17 Janvier 2014
Le cœur des éditorialistes applaudissent à tout va la conférence de presse de François Hollande en expliquant que nous sommes au tournant du quinquennat, qu’il y aurait un virage à droite ou au centre. J’ai un point commun avec de nombreux éditorialistes : François Hollande a assurément fait la meilleure conférence de presse et la meilleure intervention depuis le début du quinquennat. Et s’il n’a jamais été aussi bon ce n’est pas parce qu’il a pris un quelconque virage mais parce qu’il n’a jamais été autant lui même. De mon point de vue, je ne vois nul virage mais au contraire l’affirmation enfin claire et au plus haut sommet de l’Etat de la ligne politique qui est celle de François Hollande depuis longtemps. En théorisant de façon aussi fort son réformisme d’Etat après avoir théorisé son réformisme au sein du parti, il est à l’aboutissement de son parcours politique.

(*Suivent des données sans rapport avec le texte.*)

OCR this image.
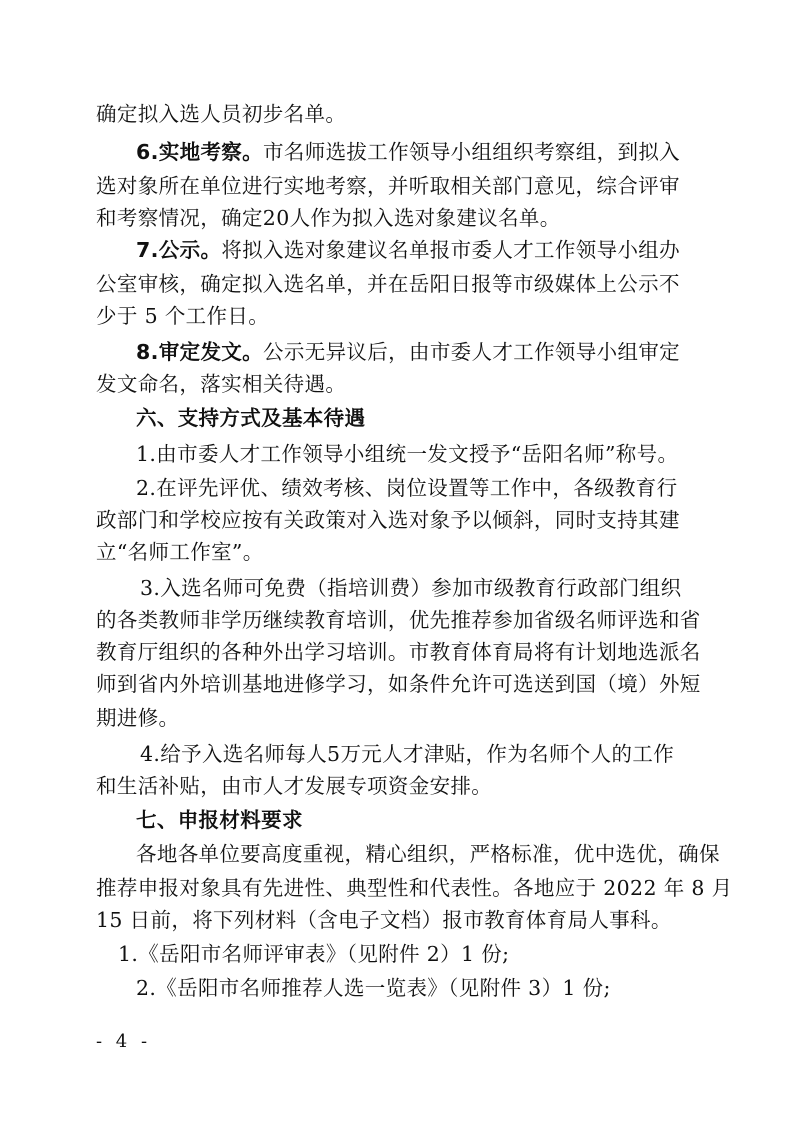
确定拟入选人员初步名单。
6.实地考察。市名师选拔工作领导小组组织考察组，到拟入
选对象所在单位进行实地考察，并听取相关部门意见，综合评审
和考察情况，确定20人作为拟入选对象建议名单。
7.公示。将拟入选对象建议名单报市委人才工作领导小组办
公室审核，确定拟入选名单，并在岳阳日报等市级媒体上公示不
少于 5 个工作日。
8.审定发文。公示无异议后，由市委人才工作领导小组审定
发文命名，落实相关待遇。
六、支持方式及基本待遇
1.由市委人才工作领导小组统一发文授予“岳阳名师”称号。
2.在评先评优、绩效考核、岗位设置等工作中，各级教育行
政部门和学校应按有关政策对入选对象予以倾斜，同时支持其建
立“名师工作室”。
3.入选名师可免费（指培训费）参加市级教育行政部门组织
的各类教师非学历继续教育培训，优先推荐参加省级名师评选和省
教育厅组织的各种外出学习培训。市教育体育局将有计划地选派名
师到省内外培训基地进修学习，如条件允许可选送到国（境）外短
期进修。
4.给予入选名师每人5万元人才津贴，作为名师个人的工作
和生活补贴，由市人才发展专项资金安排。
七、申报材料要求
各地各单位要高度重视，精心组织，严格标准，优中选优，确保
推荐申报对象具有先进性、典型性和代表性。各地应于 2022 年 8 月
15 日前，将下列材料（含电子文档）报市教育体育局人事科。
1.《岳阳市名师评审表》（见附件 2）1 份;
2.《岳阳市名师推荐人选一览表》（见附件 3）1 份;
- 4 -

Du hollandisme PS au hollandisme d'Etat...
Quelques petits rappels me paraissent essentiels. Avant de prendre la tête du PS, François Hollande a été à l’origine d’abord de ceux qu’on appelait les transcourants au sein du PS, puis de la mouvance Deloriste avec le club Témoin. La mouvance Deloriste étant l’autre branche de l’ancienne 2e gauche marquée par l’aventure politique rocardienne. Pour avoir été témoin de cette aventure et lecteur assidu des revues Témoins qui étaient presque d’aussi bonne qualité que sa cousine la revue Esprit, je peux assurer qu’au cœur des années 90, c’est ici que pouvait être le mieux théorisé ce que pourrait être une social-démocratie à la française. L’heure de gloire de cette mouvance et sa théorisation étant d’ailleurs la montée en puissance de la candidature Delors en décalage alors total avec le PS d’Emmanuelli, décalage qui sera fatal pour faire aboutir ce moment Delors, ce moment social-démocrate. Ensuite, il y a quelque chose d’assez étonnant dans la lecture politique que font nombre de commentateurs sur ce qu’a été Hollande à la tête du PS. Il est souvent vu comme l’homme des synthèses improbables. Or, François Hollande a eu 4 congrès socialistes à diriger. Celui de Brest 97, de Grenoble - 2000, de Dijon 2003 et du Mans 2005. La fameuse synthèse n’a existé que lors du dernier congrès du Mans et elle était quasiment indispensable pour recoller les morceaux après l’immense traumatisme du référendum sur le TCE qui a vu pour la première fois des socialistes faire campagne sur le terrain contre d’autres socialistes alors même que les militants avaient tranché démocratiquement une prise de position claire. Or, avant le congrès du Mans, François Hollande a toujours refusé la synthèse avec ses ailes gauches aussi bien à Brest, qu’à Genoble et qu’à Dijon. Et si Melenchon lui voue une haine aussi tenace, il y a aussi derrière le souvenir marquant de ce duel permanent. C’est d’ailleurs au congrès de Dijon que le réformisme de François Hollande est le mieux théorisé avec le plus de clarté et notamment sur le refus de prendre des engagements intenables sur la difficile question des retraites. La phrase clef de ce moment Hollande est la fameuse phrase issus du parti social-démocrate suédois : on doit être dans l’opposition comme si on était au gouvernement et au gouvernement comme si on était dans l’opposition.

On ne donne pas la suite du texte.